In the step S1, the statistical method of the average power consumption ratio includes that the statistical number of households is n, the statistical time of X periods is performed, i is the time period of several times, i =1,2,3 … … X, the specific duration of the time periods is determined according to the peak duration of power consumption, and the average value W of the power consumption is calculated in the peak time period of power consumption:
in the step S2, the decryption method of the socket encryption module includes:
firstly, when a distribution box is connected to a socket end for the first time, the distribution box generates an angle signal different from all other sockets, the socket also generates an angle signal, the angle signal is preset for a worker of a distribution station, the two signals are matched during connection, if the two signals are repeated, the user is marked to have a behavior of being connected to the socket privately, if the two signals are not repeated, a current marking signal is sent, the current marking signal is encrypted through a password turntable and sent to the distribution box end, the distribution box end adjusts the password turntable according to the preset angle signal to be decrypted, if character strings of the front current marking signal and the rear current marking signal are completely the same, current is given to the socket end, and if the character strings are different, current is not given to the socket end;
in the step S3, the branch current detection method includes that the branch current of each socket is increased when electricity is used, the branch current is zero when electricity is not used, an electricity-using current oscillogram of each socket is obtained, a total electricity quantity oscillogram is drawn according to the total electricity consumption of a user, when a slope k1 of the current oscillogram of a certain socket is found to be changed, a slope k2 of the total electricity quantity oscillogram is drawn by comparing the total electricity consumption, and when it is found that k1-k2 is greater than the i-1 time period in the i-th time period, it is determined that the electricity stealing suspicion exists in the user.
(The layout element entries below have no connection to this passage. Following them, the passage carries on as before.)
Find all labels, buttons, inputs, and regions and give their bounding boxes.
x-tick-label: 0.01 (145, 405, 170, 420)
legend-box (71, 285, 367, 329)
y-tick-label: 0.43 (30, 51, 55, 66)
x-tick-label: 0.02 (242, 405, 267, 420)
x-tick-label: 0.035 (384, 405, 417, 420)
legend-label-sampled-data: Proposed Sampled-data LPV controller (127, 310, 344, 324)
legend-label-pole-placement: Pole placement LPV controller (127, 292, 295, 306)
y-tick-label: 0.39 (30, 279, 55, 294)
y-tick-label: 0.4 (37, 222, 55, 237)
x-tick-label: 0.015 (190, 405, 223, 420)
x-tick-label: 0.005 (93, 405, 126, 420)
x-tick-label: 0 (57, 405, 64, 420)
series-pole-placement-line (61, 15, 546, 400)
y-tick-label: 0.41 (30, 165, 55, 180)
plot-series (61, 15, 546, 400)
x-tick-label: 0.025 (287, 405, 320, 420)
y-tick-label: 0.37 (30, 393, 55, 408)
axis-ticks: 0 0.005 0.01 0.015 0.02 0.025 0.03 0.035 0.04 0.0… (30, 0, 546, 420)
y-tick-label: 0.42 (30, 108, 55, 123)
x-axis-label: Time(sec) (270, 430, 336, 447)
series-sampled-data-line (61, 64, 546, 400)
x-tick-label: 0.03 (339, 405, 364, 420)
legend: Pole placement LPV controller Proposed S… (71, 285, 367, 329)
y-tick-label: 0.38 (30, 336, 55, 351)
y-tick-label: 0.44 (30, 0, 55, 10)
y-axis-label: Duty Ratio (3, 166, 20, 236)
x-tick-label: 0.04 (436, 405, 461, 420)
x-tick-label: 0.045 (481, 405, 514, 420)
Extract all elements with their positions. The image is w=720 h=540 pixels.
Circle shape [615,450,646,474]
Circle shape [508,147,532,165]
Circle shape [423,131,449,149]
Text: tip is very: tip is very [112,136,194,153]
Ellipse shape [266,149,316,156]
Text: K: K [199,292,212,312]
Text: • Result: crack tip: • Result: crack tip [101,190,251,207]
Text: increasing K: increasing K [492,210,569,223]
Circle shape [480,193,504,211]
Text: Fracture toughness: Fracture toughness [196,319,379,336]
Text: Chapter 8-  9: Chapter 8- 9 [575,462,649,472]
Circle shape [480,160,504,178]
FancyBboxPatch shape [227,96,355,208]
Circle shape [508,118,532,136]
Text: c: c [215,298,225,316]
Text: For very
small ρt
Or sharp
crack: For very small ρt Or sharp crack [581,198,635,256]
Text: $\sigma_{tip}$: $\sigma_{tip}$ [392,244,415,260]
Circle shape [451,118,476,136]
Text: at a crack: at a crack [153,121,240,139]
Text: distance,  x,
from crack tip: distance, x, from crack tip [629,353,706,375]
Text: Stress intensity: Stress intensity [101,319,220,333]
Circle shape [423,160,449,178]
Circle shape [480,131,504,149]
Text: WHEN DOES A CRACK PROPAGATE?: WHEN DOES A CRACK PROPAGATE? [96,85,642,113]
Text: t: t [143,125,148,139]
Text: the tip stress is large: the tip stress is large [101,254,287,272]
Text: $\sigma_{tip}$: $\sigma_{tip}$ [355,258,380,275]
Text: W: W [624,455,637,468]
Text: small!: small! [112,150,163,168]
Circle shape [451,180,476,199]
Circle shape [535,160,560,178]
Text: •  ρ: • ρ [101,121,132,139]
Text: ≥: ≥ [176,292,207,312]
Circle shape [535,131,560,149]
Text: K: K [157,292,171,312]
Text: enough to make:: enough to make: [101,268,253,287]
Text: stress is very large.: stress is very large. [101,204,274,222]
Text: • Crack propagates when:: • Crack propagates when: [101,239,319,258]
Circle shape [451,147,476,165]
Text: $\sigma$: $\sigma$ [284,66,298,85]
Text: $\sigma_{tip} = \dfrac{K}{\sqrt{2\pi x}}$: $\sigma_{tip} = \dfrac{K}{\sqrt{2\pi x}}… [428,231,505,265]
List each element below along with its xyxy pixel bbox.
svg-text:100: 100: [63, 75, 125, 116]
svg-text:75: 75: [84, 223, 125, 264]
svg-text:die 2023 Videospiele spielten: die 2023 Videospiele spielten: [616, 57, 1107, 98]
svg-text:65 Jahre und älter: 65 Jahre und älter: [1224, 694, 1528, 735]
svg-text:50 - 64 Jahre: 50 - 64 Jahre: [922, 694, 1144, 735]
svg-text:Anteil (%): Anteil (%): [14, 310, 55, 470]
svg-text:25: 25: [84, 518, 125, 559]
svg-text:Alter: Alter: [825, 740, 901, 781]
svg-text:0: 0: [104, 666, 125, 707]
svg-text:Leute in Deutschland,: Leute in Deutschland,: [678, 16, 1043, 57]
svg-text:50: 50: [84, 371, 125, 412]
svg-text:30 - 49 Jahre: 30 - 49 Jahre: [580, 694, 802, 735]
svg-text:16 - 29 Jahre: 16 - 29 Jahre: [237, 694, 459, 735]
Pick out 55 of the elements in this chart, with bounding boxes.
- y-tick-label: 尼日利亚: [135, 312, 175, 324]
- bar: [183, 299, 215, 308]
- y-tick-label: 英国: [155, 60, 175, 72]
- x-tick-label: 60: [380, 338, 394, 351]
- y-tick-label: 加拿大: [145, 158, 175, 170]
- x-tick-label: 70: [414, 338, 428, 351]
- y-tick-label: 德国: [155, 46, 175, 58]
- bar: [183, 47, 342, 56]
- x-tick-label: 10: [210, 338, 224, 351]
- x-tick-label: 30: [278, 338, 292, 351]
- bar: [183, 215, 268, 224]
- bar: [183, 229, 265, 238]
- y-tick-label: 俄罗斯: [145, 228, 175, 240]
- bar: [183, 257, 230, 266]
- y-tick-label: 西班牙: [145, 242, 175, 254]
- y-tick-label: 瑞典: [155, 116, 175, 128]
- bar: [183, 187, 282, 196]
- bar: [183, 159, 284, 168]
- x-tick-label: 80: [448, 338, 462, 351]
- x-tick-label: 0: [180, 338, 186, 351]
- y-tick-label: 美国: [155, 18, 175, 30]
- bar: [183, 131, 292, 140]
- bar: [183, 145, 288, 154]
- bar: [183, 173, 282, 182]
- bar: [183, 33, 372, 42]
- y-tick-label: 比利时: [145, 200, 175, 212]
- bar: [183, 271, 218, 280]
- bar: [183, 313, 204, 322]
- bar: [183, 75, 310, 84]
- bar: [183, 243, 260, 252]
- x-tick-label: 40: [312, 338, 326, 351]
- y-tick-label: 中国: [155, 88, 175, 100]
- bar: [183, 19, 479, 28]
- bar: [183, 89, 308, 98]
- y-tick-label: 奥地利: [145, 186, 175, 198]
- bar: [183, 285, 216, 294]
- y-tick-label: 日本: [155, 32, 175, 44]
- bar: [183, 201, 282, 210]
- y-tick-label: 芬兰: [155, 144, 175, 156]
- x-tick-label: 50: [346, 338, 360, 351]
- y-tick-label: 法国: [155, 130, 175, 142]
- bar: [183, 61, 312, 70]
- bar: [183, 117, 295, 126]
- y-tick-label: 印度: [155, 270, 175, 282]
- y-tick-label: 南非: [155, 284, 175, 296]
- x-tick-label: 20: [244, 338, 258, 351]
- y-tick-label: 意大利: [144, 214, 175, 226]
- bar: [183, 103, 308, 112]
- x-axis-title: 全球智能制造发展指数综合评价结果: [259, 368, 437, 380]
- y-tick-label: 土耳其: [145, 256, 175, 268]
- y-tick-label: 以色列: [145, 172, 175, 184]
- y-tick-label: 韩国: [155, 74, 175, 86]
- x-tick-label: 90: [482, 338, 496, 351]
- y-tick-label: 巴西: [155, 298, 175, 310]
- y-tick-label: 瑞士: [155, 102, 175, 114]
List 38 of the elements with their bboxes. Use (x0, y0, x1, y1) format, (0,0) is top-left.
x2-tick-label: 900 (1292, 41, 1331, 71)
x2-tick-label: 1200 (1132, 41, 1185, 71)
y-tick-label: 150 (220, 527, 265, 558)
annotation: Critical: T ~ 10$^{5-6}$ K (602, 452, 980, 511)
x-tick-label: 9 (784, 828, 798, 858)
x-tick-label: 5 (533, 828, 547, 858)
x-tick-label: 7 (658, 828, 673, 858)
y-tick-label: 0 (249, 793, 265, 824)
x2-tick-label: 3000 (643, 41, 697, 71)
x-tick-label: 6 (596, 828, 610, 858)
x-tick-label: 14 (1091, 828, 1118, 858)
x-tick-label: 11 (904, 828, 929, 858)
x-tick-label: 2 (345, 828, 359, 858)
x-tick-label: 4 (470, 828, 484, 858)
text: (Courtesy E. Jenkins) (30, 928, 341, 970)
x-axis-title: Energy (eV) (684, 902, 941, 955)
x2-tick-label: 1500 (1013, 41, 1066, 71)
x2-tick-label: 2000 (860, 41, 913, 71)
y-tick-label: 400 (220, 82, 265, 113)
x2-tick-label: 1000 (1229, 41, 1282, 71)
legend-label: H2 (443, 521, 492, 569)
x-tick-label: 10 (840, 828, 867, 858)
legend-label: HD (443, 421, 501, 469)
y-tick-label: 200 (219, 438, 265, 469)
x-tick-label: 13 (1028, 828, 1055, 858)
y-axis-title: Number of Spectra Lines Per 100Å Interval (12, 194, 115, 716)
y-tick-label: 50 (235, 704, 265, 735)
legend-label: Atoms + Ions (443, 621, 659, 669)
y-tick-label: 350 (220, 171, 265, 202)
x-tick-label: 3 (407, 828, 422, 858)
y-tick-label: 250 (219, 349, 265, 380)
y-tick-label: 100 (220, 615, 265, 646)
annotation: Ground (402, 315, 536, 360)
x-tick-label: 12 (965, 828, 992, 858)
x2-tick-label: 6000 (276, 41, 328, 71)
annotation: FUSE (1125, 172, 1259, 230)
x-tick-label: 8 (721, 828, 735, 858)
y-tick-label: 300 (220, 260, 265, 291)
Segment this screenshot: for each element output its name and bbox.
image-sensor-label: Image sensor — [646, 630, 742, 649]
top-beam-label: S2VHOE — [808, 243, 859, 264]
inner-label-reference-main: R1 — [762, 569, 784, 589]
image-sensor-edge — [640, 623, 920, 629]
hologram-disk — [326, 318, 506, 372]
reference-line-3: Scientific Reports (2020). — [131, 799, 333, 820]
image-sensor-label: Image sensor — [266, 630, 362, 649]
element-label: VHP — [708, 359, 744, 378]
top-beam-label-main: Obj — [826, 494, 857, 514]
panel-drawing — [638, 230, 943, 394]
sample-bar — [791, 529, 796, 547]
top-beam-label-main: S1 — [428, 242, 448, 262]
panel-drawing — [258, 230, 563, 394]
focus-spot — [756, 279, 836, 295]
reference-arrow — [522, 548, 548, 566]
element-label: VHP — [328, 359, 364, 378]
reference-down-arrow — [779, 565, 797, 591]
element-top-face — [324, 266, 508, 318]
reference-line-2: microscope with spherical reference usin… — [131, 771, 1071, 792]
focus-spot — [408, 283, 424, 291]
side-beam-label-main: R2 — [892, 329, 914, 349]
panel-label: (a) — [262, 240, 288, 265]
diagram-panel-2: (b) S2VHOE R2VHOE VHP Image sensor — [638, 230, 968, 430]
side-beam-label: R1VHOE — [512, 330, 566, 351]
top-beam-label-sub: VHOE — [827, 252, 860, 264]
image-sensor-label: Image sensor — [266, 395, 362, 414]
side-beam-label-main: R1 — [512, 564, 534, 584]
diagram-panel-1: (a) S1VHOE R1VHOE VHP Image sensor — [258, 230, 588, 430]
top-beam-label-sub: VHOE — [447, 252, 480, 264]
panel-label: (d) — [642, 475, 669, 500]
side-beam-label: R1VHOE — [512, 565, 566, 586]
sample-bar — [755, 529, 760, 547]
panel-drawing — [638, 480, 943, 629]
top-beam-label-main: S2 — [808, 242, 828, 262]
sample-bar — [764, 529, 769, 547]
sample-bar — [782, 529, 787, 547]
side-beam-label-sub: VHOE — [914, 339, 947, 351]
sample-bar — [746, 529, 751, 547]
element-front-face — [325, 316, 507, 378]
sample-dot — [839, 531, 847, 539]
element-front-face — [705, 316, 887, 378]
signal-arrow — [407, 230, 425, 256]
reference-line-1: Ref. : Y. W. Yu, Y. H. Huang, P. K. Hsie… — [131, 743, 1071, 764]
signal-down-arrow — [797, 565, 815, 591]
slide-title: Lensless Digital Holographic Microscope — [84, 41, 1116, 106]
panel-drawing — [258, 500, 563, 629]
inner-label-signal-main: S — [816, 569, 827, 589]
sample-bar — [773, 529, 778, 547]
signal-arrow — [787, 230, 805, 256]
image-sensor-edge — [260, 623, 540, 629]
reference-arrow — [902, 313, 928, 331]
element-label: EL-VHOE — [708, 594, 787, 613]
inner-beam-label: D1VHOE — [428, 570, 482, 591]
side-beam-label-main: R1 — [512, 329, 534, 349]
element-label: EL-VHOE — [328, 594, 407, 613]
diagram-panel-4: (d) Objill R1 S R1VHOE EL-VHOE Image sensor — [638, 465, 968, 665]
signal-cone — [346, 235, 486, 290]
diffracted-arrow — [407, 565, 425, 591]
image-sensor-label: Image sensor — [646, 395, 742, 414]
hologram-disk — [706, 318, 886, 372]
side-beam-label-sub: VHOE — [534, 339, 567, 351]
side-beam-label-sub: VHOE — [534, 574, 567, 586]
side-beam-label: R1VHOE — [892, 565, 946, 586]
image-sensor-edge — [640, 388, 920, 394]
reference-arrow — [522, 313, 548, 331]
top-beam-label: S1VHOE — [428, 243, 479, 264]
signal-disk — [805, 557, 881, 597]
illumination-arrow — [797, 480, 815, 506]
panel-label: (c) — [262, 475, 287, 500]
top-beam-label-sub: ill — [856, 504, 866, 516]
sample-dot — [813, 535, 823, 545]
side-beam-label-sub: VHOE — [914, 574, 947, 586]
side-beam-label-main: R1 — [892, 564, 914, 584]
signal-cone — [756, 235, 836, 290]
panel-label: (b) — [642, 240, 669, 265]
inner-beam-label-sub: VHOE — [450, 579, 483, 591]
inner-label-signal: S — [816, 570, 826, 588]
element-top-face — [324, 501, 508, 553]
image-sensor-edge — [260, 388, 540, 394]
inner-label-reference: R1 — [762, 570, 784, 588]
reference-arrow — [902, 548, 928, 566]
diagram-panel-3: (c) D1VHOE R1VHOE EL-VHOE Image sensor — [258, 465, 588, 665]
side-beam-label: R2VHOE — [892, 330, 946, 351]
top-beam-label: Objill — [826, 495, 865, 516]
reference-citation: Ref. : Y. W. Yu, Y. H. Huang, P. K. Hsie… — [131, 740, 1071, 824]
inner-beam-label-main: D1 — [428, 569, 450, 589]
It is noted that, herein, relational terms such as first and second, and the like may be used solely to distinguish one entity or action from another entity or action without necessarily requiring or implying any actual such relationship or order between such entities or actions. Also, the terms "comprises," "comprising," or any other variation thereof, are intended to cover a non-exclusive inclusion, such that a process, method, article, or apparatus that comprises a list of elements does not include only those elements but may include other elements not expressly listed or inherent to such process, method, article, or apparatus.
Finally, it should be noted that: although the present invention has been described in detail with reference to the foregoing embodiments, it will be apparent to those skilled in the art that changes may be made in the embodiments and/or equivalents thereof without departing from the spirit and scope of the invention. Any modification, equivalent replacement, or improvement made within the spirit and principle of the present invention should be included in the protection scope of the present invention.